Sugar Tablets in Growler

Homebrew Talk - Beer, Wine, Mead, & Cider Brewing Discussion Forum

Help Support Homebrew Talk - Beer, Wine, Mead, & Cider Brewing Discussion Forum:

This site may earn a commission from merchant affiliate links, including eBay, Amazon, and others.

Rock_Toy

Well-Known Member
Joined
Jan 2, 2014
Messages
173
Reaction score
40
Location
San Francisco
I am getting ready to ship a growler across the country and was wondering whether or not I should pop in a few sugar tablets for a little extra carbonation? Beer has been kegged a couple of weeks and the carb is on the low side (Its a Triple). Would adding sugar at this point even result in anything?

I am having a major brain fart and can't even figure out why I came up with this question. But I did so there....:rockin:
 
You must be careful carbonating in growlers. They aren't made to resist buildup of pressure as much as a bottle.

That said, if you put "just enough" sugar in there, there is a good chance the yeast will continue to carb the beer once it warms up to room temp.

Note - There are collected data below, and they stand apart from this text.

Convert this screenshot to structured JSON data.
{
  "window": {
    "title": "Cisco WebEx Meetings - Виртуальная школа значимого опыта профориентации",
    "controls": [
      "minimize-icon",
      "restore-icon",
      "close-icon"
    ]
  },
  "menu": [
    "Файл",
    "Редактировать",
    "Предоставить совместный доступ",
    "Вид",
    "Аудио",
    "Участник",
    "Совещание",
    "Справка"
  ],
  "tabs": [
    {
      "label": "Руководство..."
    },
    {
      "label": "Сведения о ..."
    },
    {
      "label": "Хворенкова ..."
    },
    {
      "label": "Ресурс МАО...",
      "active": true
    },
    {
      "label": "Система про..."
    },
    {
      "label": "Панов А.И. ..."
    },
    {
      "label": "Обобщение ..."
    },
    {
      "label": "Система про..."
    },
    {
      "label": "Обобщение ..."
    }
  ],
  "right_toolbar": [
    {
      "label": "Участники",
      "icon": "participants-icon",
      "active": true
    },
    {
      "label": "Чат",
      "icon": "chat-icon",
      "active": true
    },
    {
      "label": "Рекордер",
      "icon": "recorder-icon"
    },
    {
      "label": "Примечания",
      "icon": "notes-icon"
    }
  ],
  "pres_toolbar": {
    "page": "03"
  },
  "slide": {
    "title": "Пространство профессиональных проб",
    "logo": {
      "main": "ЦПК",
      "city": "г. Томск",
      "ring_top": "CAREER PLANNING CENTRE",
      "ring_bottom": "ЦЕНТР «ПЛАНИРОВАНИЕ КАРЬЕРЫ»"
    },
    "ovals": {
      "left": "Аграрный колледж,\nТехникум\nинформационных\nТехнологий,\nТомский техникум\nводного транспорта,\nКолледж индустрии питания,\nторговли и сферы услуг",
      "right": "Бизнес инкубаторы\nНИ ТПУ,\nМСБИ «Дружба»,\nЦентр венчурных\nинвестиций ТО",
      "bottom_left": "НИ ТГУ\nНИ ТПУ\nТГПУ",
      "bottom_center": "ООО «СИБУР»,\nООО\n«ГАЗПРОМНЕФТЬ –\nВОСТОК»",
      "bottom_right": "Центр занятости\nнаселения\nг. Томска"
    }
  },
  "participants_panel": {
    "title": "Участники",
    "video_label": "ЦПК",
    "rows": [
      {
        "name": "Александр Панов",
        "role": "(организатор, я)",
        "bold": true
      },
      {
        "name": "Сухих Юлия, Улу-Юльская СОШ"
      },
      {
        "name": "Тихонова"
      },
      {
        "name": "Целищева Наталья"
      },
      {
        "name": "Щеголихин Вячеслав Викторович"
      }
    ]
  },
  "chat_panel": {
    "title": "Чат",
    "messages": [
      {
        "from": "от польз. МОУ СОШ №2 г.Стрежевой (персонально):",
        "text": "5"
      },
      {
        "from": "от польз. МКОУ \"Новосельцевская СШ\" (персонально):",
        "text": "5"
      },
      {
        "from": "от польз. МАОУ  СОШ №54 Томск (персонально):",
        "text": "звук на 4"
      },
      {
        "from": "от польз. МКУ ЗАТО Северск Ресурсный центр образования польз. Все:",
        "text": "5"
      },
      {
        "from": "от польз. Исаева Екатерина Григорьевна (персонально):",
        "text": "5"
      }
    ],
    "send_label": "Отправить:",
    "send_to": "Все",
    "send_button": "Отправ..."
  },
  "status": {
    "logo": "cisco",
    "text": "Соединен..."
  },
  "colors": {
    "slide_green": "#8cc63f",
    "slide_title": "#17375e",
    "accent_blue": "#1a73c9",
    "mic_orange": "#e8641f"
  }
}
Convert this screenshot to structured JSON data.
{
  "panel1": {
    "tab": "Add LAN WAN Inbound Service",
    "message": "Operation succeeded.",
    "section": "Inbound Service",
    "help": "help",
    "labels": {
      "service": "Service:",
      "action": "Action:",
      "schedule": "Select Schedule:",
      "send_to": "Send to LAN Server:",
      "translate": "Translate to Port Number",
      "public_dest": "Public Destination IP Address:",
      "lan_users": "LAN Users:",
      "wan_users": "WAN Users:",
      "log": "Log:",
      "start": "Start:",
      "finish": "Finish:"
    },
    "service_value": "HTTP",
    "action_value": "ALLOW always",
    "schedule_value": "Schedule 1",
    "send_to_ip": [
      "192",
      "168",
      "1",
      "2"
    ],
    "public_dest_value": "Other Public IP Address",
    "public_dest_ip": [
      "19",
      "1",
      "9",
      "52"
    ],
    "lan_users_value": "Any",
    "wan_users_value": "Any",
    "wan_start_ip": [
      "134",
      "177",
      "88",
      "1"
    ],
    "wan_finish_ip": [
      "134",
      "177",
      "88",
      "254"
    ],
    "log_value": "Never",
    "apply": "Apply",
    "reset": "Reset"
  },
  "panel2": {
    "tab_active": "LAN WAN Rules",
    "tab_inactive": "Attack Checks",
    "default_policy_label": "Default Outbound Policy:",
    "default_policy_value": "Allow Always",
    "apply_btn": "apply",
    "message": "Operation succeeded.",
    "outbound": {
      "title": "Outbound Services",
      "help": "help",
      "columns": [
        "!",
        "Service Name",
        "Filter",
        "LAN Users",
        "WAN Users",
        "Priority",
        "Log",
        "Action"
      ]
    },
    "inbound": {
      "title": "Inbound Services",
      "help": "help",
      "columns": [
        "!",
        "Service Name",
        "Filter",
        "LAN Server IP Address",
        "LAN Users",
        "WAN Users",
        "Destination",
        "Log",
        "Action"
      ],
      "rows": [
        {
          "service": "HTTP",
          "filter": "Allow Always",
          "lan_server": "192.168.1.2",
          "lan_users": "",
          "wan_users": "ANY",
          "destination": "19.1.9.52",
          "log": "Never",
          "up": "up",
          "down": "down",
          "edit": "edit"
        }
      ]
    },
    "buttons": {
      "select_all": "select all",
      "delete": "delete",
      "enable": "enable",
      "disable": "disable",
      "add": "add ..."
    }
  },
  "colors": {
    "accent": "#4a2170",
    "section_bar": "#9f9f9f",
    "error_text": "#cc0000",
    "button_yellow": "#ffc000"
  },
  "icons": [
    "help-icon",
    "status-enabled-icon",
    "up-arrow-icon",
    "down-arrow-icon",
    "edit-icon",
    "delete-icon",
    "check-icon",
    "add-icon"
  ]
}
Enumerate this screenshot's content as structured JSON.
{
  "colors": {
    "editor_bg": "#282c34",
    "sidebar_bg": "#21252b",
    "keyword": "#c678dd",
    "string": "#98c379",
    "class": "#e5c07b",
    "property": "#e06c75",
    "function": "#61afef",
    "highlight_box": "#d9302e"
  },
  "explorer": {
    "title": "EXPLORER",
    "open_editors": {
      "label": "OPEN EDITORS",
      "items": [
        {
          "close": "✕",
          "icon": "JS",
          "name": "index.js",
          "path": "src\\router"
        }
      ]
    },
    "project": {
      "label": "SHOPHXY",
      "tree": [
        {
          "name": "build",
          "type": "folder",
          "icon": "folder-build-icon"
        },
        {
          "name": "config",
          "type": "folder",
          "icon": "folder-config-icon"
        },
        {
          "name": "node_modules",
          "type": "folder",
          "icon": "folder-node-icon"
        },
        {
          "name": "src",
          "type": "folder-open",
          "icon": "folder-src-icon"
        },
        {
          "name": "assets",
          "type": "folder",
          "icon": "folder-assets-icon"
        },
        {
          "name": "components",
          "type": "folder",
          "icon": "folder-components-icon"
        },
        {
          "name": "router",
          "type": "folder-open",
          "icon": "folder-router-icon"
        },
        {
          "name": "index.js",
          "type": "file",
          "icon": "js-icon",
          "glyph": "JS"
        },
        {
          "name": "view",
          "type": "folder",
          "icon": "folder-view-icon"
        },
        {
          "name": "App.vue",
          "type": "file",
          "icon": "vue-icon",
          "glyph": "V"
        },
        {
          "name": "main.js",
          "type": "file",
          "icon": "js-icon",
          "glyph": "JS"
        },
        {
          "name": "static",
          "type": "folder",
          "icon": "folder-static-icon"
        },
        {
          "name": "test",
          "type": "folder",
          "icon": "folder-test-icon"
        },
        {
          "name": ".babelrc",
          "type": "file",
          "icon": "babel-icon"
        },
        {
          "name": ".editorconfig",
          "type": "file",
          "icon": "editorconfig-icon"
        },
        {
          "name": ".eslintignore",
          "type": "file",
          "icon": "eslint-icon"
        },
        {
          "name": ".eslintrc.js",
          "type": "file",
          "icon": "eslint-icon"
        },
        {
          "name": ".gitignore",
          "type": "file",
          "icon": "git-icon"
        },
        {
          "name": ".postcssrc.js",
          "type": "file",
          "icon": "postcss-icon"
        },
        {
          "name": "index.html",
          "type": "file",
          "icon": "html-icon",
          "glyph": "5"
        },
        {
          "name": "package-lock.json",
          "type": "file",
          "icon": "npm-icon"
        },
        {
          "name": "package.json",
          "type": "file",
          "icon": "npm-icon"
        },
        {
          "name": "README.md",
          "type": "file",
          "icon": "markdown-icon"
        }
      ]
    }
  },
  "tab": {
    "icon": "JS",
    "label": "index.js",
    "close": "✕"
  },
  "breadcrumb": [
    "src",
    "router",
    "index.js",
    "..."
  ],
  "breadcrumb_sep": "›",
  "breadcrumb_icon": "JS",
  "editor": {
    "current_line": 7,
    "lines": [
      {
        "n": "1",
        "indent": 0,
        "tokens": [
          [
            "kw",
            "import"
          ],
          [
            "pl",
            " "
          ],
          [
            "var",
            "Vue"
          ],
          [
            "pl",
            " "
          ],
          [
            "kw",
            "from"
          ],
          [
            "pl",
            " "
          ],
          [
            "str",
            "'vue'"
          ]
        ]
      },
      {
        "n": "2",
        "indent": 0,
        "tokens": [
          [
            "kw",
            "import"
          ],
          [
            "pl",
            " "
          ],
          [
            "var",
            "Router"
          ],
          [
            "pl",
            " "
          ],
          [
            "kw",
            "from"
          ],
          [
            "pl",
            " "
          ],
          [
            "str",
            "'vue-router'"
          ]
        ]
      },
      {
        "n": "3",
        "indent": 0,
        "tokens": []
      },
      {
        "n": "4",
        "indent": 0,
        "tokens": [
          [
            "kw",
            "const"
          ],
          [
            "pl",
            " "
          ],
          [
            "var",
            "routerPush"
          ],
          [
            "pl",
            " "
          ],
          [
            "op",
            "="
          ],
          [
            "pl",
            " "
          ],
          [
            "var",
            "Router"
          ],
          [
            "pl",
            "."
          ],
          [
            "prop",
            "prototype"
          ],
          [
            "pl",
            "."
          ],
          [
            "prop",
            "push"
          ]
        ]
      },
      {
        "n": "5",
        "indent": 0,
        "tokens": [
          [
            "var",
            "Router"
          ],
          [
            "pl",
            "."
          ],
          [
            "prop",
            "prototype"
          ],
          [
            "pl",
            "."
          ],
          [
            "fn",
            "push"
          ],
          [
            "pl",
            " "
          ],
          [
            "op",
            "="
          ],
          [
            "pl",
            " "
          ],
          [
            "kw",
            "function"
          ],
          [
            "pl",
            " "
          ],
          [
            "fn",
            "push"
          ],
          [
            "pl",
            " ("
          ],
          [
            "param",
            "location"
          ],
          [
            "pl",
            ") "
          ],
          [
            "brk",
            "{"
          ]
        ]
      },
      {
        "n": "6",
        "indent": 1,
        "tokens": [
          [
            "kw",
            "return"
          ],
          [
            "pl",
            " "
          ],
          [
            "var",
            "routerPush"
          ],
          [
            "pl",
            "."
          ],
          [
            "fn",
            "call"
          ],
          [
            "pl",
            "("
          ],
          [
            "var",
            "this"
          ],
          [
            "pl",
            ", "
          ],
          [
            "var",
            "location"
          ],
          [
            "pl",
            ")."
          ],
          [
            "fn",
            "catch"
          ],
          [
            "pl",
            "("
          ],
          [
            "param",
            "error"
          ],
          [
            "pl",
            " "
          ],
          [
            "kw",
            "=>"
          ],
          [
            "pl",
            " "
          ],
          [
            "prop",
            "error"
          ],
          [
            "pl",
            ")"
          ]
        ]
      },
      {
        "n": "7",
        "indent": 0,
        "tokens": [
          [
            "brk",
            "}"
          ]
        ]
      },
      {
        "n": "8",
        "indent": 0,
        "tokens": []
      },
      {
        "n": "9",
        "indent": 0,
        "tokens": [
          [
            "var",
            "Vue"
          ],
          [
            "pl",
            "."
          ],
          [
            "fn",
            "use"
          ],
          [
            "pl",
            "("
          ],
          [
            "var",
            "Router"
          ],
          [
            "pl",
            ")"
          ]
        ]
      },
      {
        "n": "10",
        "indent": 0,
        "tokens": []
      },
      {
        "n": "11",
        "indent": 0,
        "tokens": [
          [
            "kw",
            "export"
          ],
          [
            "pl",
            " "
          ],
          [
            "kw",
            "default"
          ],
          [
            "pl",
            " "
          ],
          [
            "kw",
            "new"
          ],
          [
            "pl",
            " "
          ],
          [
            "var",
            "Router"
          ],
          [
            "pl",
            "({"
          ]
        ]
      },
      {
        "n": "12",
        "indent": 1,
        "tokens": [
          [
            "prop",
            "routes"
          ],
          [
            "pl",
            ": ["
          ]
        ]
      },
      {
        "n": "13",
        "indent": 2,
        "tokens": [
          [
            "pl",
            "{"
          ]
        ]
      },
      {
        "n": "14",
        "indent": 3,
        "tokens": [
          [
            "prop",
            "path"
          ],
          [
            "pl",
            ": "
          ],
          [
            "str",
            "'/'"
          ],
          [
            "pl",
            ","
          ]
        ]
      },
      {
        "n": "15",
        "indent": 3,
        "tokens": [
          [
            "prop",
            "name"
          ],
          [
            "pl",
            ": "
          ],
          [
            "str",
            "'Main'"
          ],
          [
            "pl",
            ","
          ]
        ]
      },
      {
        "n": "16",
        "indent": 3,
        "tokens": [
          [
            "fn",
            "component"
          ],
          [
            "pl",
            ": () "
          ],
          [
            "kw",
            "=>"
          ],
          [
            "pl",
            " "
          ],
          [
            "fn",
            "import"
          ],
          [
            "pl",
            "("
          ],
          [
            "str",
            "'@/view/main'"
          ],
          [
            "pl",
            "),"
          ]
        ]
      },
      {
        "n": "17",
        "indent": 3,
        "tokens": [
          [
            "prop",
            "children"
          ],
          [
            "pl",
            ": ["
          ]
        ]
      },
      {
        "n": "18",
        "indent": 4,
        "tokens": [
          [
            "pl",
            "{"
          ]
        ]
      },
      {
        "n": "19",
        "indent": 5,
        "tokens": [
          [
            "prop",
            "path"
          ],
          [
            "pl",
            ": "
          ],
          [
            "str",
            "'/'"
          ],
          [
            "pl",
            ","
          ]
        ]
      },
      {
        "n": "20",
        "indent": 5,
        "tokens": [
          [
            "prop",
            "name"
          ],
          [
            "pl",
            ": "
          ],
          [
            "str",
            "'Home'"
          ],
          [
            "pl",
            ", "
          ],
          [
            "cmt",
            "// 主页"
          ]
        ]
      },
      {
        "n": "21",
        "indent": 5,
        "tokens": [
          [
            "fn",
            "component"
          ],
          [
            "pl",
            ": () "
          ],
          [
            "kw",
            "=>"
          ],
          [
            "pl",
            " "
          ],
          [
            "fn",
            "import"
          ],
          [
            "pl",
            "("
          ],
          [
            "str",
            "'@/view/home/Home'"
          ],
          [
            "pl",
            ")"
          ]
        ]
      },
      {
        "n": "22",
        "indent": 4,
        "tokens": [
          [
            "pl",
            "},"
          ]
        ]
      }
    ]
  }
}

Your recipient might find a box of wet carboard, though, if it explodes...
 
I wouldn't try it. The yeast could likely eat the sugar to increase CO2 a little, but simply by opening the growler you'd be releasing all the excess pressurized CO2 currently in there.
Plus, as Homercidal said, Growlers are not necessarily designed for the overpressure of carbonating. During fermentation the yeast make enough CO2 that it forms bubbles, which are later dissolved into the beer. Until it dissolves the gas stays at higher pressure.
 
Well, I am using a stainless growler that I am fairly sure won't blow up. But I understand the point about the beer not carbing over the course of a few days in transit. To heck with it....I am sending as is :D
 
Stainless would likely hold the pressure. But I'd still say you're likely to release as much opening it as you add by putting in the sugar tablets, plus they'd have to wait a while after receiving it for the yeast to consume that sugar.
If they complain tell them "then brew your own beer" :-D
 
If it's stainless, I'd say go for it!

The yeast will create more CO2 and even if it's not absorbed into the beer at shipping temp, a couple of days in the fridge will put it back in solution and carb the beer back up.